The Clark International Airport Corporation, which oversees the airport complex, offered similar assurances, stating that “there are no households or communities existing in the said location”. The group added that while the extended Clark area has Aeta communities, none exist within the airport complex itself.
‘Since time immemorial’
Only a handful of Aeta tribes have been awarded CADTs.
Two certificates have been granted on the outskirts of Clark, while the application filed by Sapang Kawayan and other villages inside the base have languished since 1986.
Marcial Lengao, head of NCIP’s Tarlac office, told Al Jazeera that to grant Aetas in Clark a CADT they must “prove that they have been there since time immemorial”, meaning, during or before the arrival of the Spanish colonisers to the archipelago 400 years ago.
The commission, he said, specifies minimum requirements for a CADT: a genealogy of at least five clans dating back at least three generations or to the precolonial period, testimonies from elders, a map of the domain and a census of the current population.
Lengao said Sapang Kawayan’s application has yet to complete these.
But even if the application is granted, the village faces another unique hurdle. Because the BCDA owns land rights to Clark, any CADT approved by the commission in the area must then be deliberated by the executive branch or the president’s office.
“They will be responsible for finding a win-win solution,” Lengao said.
Activists, however, denounced the NCIP’s requirements as onerous and warned that the longer Aetas remain without a CADT, the more vulnerable they are to losing their lands.
“Without a CADT and without genuine recognition from the government, the Aetas will continue to be treated like squatters on their own land,” said Pia Montalban of Karapatan-Central Luzon, a local rights group.
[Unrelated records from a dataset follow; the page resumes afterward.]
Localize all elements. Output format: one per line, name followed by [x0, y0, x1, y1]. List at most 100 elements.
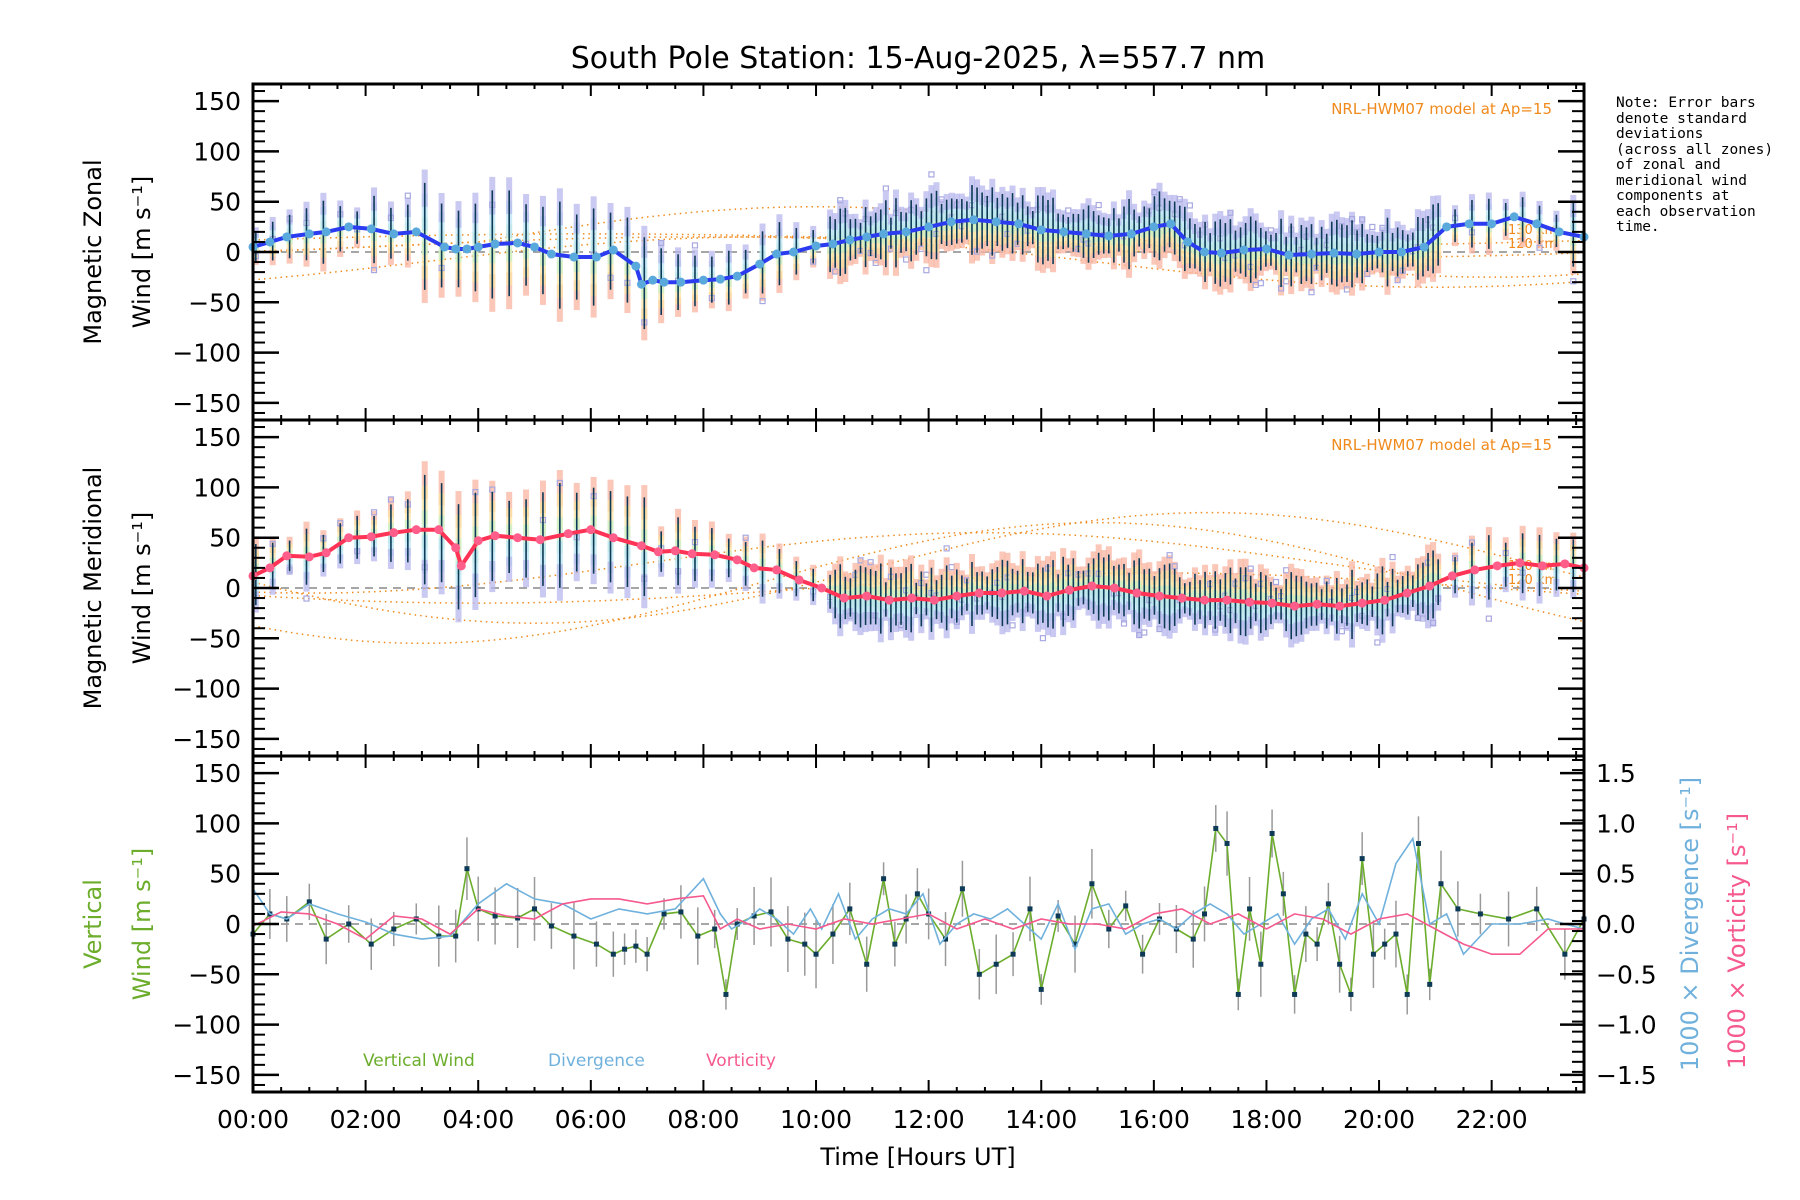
chart-title: South Pole Station: 15-Aug-2025, λ=557.7… — [571, 41, 1265, 76]
zone-point — [1485, 615, 1492, 622]
model-alt-label-120km: 120 km — [1508, 573, 1557, 588]
right-tick-label: −1.5 — [1596, 1061, 1657, 1090]
data-point — [1104, 231, 1114, 241]
zone-point — [1247, 565, 1254, 572]
y-tick-label: 0 — [225, 910, 241, 939]
data-point — [813, 951, 819, 957]
zone-point — [1065, 207, 1072, 214]
data-point — [1038, 986, 1044, 992]
data-point — [991, 217, 1001, 227]
y-tick-label: −100 — [172, 339, 241, 368]
zone-point — [943, 545, 950, 552]
data-point — [462, 244, 472, 254]
y-axis-label-line1: Vertical — [79, 879, 107, 969]
data-point — [1261, 244, 1271, 254]
data-point — [368, 941, 374, 947]
right-tick-label: 0.5 — [1596, 860, 1636, 889]
data-point — [768, 909, 774, 915]
data-point — [1072, 941, 1078, 947]
data-point — [1247, 906, 1253, 912]
x-tick-label: 06:00 — [555, 1105, 627, 1134]
data-point — [321, 548, 331, 558]
series-line-divergence — [252, 836, 1585, 956]
y-axis-label-line1: Magnetic Zonal — [79, 159, 107, 344]
data-point — [644, 951, 650, 957]
zone-point — [303, 595, 310, 602]
data-point — [530, 242, 540, 252]
zone-point — [948, 564, 955, 571]
data-point — [1239, 245, 1249, 255]
data-point — [1335, 601, 1345, 611]
data-point — [1560, 559, 1570, 569]
data-point — [1415, 841, 1421, 847]
data-point — [439, 242, 449, 252]
y-tick-label: −100 — [172, 675, 241, 704]
data-point — [802, 941, 808, 947]
x-tick-label: 20:00 — [1343, 1105, 1415, 1134]
x-tick-label: 16:00 — [1118, 1105, 1190, 1134]
data-point — [1140, 951, 1146, 957]
y-tick-label: 50 — [209, 524, 241, 553]
data-point — [1532, 219, 1542, 229]
data-point — [1258, 961, 1264, 967]
data-point — [1064, 585, 1074, 595]
y-axis-label-line2: Wind [m s⁻¹] — [128, 512, 156, 664]
data-point — [456, 561, 466, 571]
model-curve — [252, 511, 1582, 624]
data-point — [676, 277, 686, 287]
data-point — [492, 913, 498, 919]
data-point — [723, 991, 729, 997]
data-point — [1267, 598, 1277, 608]
data-point — [1036, 225, 1046, 235]
data-point — [952, 591, 962, 601]
data-point — [715, 274, 725, 284]
data-point — [901, 227, 911, 237]
zone-point — [1389, 553, 1396, 561]
data-point — [1177, 593, 1187, 603]
data-point — [571, 933, 577, 939]
zone-point — [1120, 620, 1128, 627]
data-point — [653, 547, 663, 557]
y-tick-label: 150 — [193, 87, 241, 116]
data-point — [732, 271, 742, 281]
data-point — [453, 933, 459, 939]
data-point — [1200, 247, 1210, 257]
zone-point — [742, 534, 749, 541]
y-tick-label: −50 — [188, 960, 241, 989]
right-axis-label-divergence: 1000 × Divergence [s⁻¹] — [1676, 777, 1704, 1071]
data-point — [830, 931, 836, 937]
data-point — [1269, 830, 1275, 836]
zone-point — [867, 559, 874, 566]
data-point — [1303, 931, 1309, 937]
data-point — [1019, 586, 1029, 596]
x-tick-label: 08:00 — [667, 1105, 739, 1134]
data-point — [282, 232, 292, 242]
data-point — [993, 961, 999, 967]
data-point — [670, 546, 680, 556]
zone-point — [658, 239, 665, 247]
x-tick-label: 00:00 — [217, 1105, 289, 1134]
data-point — [862, 232, 872, 242]
data-point — [929, 595, 939, 605]
right-tick-label: −1.0 — [1596, 1011, 1657, 1040]
data-point — [1477, 911, 1483, 917]
data-point — [451, 543, 461, 553]
y-tick-label: 100 — [193, 137, 241, 166]
data-point — [1149, 222, 1159, 232]
right-tick-label: −0.5 — [1596, 960, 1657, 989]
model-alt-label-120km: 120 km — [1508, 237, 1557, 252]
zone-point — [1141, 629, 1148, 636]
data-point — [1106, 926, 1112, 932]
zone-point — [1283, 567, 1290, 574]
zone-point — [1338, 628, 1345, 635]
data-point — [593, 941, 599, 947]
data-point — [732, 555, 742, 565]
series-line-vertical-wind — [252, 826, 1585, 995]
data-point — [1425, 581, 1435, 591]
y-tick-label: 150 — [193, 759, 241, 788]
zone-point — [1272, 578, 1280, 586]
zone-point — [1308, 289, 1315, 296]
y-tick-label: −50 — [188, 288, 241, 317]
‘Among the most abused Indigenous Filipinos’
The Aetas, who rely on small-scale subsistence farming, are among the most historically disenfranchised Indigenous peoples in the Philippines. No official data exists on the Aeta population, but the government believes them to be a small subset of the Philippines’s Indigenous peoples, numbering in the tens of thousands nationwide.
The Aeta Tribe Foundation describes them as among the “poorest and least educated” groups in the nation.
“They are among the most abused Indigenous Filipinos,” said Jeremiah Silvestre, an Indigenous psychology expert who worked closely with Aeta communities until 2022 while teaching at the Tarlac State University. “Partly because of their good-natured culture, many have taken advantage of Aetas. Worse, they live off a land that is continuously taken from them.”
Silvestre, too, described the CADT process as “unnecessarily academic”, saying it required Indigenous elders to present complete genealogies and detailed maps to government officials in what he likened to “defending your dissertation”.
Changes in government personnel can restart the entire process, he noted.
A World Bank report last year found that Indigenous peoples in the Philippines “often face insurmountable bureaucratic hurdles in their efforts to process CADTs”. The report called recognising and protecting Indigenous land rights a “crucial step in addressing poverty and conflict”.
For the families of Sapang Kawayan, experts fear the lack of formal recognition could lead to displacement and homelessness.
“There’s no safety net,” Silvestre said. “We may see more Aetas begging on the street if this continues. Systemic poverty will also mean the loss of an Indigenous culture.”
Victor Valantin, an Indigenous Peoples Mandatory Representative for Tarlac Province, which includes parts of Clark, fears that the territory for the Aetas in the former base is shrinking as the new projects accelerate.
“We’ll have to move and move,” he said. “Shopping centres won’t move for us.”
Valantin went on to lament what he sees as a familiar imbalance.
“BCDA projects happen so fast,” he said. “But anything for us will be awfully slow.”